Header Only - DO NOT REMOVE - Extreme Networks

How can i limit maximum number of users authenticated on a native netlogin port ?

  • 18 October 2016
  • 5 replies

Userlevel 6
i have several X440 (G1) Switches with recent EXOS Firmware. There is NO OnePolicy Framework available because of G1 Hardware.

i want to limit maximum user (802.1x or MAC) to 8 per Port. How can i do that ?

I knew only the method via OnePolicy Framework.
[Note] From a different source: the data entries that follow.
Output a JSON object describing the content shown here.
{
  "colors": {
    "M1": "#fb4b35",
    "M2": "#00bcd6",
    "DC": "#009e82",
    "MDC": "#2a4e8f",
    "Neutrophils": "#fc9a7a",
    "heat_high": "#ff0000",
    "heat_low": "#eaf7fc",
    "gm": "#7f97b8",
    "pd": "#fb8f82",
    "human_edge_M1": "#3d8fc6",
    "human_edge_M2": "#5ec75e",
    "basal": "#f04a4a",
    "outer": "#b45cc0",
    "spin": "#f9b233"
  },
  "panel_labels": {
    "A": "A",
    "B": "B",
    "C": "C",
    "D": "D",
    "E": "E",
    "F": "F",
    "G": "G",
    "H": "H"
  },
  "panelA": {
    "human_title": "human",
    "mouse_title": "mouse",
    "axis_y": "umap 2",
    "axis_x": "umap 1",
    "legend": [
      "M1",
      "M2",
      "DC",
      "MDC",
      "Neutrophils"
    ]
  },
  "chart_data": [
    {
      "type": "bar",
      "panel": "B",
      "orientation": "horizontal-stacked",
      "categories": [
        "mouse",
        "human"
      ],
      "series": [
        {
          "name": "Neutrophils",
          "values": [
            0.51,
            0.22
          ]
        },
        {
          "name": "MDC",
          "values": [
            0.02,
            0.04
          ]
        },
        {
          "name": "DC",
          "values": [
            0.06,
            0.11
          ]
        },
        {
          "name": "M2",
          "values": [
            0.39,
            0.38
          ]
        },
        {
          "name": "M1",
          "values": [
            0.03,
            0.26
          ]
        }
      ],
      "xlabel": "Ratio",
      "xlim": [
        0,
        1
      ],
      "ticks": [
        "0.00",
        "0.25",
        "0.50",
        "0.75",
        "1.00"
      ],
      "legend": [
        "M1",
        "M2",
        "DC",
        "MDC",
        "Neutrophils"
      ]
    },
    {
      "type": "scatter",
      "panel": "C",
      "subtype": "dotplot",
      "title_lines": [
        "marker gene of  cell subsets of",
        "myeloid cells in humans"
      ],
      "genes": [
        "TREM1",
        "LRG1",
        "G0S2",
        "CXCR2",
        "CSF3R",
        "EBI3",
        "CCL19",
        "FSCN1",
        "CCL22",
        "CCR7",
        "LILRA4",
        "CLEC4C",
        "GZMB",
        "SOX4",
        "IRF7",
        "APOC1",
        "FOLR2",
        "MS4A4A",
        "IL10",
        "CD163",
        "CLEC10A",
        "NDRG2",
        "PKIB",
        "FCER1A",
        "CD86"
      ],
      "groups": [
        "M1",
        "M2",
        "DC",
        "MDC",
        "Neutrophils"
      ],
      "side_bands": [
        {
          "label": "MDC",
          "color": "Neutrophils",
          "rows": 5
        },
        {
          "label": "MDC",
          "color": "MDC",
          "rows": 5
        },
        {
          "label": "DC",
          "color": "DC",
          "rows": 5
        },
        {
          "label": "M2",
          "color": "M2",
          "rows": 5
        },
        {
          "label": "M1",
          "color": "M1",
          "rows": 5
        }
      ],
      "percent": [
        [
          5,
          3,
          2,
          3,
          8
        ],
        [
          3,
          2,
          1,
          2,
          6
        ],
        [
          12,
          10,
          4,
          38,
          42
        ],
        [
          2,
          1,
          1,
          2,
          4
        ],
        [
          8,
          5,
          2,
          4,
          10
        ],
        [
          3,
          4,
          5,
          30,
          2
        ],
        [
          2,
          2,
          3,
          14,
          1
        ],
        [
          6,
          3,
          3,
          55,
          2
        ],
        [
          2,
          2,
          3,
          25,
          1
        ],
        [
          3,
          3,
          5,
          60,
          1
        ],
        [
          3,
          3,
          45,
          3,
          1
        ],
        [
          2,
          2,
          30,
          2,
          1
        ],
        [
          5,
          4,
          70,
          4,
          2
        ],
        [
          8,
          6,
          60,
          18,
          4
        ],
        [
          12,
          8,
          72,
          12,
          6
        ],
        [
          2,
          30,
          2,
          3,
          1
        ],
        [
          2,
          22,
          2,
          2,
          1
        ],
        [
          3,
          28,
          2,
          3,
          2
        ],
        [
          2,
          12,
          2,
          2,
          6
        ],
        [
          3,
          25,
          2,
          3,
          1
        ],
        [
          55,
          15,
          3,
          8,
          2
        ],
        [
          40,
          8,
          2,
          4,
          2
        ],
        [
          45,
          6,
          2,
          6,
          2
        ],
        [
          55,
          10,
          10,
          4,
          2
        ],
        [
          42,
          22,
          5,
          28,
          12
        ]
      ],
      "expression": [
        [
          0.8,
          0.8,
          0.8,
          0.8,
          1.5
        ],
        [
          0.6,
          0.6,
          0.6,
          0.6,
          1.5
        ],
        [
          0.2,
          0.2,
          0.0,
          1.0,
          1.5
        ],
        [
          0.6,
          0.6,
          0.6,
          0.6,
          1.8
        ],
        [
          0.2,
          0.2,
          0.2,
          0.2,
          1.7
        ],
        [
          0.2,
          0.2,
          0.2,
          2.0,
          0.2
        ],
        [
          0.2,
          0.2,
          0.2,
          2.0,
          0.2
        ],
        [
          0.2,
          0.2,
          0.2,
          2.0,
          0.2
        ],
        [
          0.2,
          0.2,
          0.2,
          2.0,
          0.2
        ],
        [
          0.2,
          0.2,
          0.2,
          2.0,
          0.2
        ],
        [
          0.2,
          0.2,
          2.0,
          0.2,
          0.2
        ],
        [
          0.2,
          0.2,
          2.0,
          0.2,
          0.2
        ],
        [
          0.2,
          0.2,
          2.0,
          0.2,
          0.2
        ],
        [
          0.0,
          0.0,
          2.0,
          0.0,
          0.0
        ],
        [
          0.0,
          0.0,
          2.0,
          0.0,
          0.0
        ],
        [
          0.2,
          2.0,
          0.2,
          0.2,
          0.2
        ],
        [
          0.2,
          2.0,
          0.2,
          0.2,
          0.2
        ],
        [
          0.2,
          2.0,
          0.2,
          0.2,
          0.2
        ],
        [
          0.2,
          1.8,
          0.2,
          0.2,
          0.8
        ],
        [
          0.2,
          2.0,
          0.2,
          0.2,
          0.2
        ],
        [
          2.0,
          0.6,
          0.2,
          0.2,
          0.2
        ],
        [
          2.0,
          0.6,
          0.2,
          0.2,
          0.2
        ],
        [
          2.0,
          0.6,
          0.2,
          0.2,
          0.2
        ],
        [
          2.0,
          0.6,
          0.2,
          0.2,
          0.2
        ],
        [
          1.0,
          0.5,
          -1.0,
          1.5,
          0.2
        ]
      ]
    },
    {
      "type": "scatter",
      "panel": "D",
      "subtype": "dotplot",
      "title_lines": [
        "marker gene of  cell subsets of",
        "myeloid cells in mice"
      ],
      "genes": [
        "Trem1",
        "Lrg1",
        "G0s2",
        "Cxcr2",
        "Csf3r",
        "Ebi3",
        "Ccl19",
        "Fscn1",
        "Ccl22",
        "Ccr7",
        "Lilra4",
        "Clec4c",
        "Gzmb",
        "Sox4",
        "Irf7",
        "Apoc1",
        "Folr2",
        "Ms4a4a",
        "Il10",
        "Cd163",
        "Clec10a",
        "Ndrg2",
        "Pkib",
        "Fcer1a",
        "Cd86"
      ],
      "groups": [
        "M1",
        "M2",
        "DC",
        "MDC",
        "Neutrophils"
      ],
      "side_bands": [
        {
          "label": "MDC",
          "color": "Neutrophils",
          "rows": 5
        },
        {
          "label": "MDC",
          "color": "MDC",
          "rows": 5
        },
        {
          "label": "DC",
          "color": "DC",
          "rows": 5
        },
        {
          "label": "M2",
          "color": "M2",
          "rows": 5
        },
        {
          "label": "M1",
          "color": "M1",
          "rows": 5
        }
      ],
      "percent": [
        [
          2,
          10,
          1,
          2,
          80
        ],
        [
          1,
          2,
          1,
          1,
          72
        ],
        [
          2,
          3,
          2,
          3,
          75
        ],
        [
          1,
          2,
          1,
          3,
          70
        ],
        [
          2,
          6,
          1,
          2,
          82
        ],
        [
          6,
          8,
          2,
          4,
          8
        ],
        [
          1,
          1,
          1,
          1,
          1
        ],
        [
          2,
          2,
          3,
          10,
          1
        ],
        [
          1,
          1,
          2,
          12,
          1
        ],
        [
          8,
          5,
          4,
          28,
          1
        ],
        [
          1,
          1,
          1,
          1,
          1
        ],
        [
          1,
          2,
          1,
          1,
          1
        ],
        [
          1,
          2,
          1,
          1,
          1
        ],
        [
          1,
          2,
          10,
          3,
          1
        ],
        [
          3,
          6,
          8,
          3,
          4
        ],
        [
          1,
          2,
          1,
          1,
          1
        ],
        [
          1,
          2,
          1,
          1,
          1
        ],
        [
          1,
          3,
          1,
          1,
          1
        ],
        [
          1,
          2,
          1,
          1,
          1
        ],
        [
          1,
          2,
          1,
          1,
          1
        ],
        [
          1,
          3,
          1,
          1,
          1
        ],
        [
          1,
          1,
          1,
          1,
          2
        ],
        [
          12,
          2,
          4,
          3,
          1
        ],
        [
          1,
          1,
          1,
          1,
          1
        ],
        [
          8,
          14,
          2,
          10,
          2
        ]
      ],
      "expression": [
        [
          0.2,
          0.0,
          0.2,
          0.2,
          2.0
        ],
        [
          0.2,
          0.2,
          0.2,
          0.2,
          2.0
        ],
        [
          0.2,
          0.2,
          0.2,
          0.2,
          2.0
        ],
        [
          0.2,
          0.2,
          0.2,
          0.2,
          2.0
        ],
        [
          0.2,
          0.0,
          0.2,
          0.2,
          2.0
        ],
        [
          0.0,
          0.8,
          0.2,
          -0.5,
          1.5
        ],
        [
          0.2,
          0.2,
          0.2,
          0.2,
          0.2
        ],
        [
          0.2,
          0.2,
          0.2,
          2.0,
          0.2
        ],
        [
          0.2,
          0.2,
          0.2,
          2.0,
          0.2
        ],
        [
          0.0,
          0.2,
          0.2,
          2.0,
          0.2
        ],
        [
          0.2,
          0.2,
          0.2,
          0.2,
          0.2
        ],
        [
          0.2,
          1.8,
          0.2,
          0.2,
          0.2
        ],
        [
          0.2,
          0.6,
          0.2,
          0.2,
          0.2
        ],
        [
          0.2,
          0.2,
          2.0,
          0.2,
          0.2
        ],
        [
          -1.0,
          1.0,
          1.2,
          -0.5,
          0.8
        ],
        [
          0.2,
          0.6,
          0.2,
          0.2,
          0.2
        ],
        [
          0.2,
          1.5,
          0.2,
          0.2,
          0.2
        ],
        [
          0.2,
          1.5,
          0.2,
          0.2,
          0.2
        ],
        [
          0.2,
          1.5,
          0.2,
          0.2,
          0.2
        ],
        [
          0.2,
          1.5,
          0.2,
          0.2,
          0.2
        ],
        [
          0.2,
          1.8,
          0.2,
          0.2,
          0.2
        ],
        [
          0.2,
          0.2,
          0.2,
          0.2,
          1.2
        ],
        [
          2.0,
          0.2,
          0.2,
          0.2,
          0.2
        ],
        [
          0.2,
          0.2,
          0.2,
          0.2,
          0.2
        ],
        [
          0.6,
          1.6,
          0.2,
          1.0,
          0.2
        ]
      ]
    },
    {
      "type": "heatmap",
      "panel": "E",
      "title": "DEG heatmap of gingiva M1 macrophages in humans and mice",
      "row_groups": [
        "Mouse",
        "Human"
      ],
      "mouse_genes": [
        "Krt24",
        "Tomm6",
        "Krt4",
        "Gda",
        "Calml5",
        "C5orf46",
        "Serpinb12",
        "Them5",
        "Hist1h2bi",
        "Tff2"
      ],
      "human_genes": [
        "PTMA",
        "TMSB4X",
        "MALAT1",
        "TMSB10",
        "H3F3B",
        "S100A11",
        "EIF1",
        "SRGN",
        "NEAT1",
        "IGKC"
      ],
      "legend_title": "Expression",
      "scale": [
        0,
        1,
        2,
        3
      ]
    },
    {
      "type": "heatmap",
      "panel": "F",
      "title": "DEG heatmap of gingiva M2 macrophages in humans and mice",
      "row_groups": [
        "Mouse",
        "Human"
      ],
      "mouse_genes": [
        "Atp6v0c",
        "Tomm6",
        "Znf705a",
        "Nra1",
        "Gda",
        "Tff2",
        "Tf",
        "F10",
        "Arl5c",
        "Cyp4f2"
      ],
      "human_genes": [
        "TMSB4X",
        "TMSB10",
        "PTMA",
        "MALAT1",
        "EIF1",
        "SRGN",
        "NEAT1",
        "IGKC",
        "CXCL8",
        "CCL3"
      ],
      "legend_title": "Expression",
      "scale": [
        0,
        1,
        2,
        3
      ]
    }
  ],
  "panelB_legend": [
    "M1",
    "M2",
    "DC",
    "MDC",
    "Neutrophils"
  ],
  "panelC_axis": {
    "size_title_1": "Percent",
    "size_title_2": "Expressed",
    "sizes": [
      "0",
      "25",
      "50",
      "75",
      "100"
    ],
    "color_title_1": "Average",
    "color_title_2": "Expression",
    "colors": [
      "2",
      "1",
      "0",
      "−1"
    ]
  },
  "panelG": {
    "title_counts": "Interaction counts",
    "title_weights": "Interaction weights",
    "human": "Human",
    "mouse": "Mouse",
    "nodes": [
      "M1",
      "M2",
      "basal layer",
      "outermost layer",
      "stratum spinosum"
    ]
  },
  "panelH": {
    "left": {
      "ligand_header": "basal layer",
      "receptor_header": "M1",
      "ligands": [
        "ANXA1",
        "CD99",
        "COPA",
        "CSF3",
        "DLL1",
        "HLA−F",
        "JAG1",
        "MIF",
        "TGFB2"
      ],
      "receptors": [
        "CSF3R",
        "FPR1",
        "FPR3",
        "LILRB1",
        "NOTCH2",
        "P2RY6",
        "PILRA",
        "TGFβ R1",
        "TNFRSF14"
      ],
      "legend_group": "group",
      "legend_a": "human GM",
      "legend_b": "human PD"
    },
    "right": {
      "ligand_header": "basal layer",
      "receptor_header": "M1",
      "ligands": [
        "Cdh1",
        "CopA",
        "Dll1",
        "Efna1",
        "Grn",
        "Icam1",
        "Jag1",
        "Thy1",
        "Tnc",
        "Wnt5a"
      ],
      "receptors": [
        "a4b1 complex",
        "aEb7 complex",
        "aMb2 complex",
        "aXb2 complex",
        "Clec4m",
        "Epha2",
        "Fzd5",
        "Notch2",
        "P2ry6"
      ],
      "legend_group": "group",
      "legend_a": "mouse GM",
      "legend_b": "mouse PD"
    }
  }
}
First idea is limit mac learning via maclock first-arrival ? Is it possible to get a message via Trap ? But is that working good with netlogin process ?

5 replies

Userlevel 6
You can configure a limit of mac-addresses per port.
configure mac-locking ports port_list first-arrival limit-learning learn_limit
Userlevel 6
Hi Oscar,

can you tell me if there is a trap possible if the limit is reached ?
Are there a some negative effects if i want using netlogin for 802.1x and mac on that port ?

Userlevel 6
Yes, see the command reference section.

I dont see problems using it together with netlogin but probably you could also limit the number of users per port in NAC although I dont know how.

Userlevel 6
Hi Oscar,

ok let try in my lab.

Limiting the number of users per port is NOT possible via NAC (RADIUS). On my wishlist is a feature that 802.1x users or system accounts can be used only one time - but this feature is currently NOT available - i hope in future versions.

On important aspect is coming from my co-worker:
(because edge port is never going down regarding some desktop switches)
configure mac-locking ports port_list first-arrival aging enable

When enabled, first-arrival MAC addresses that are aged out of the forwarding database are removed from the associated port MAC lock. New MAC addresses can be learned until the configured first-arrival limit is reached.

Userlevel 6
That means when a mac address ages out of the fdb it frees up entries.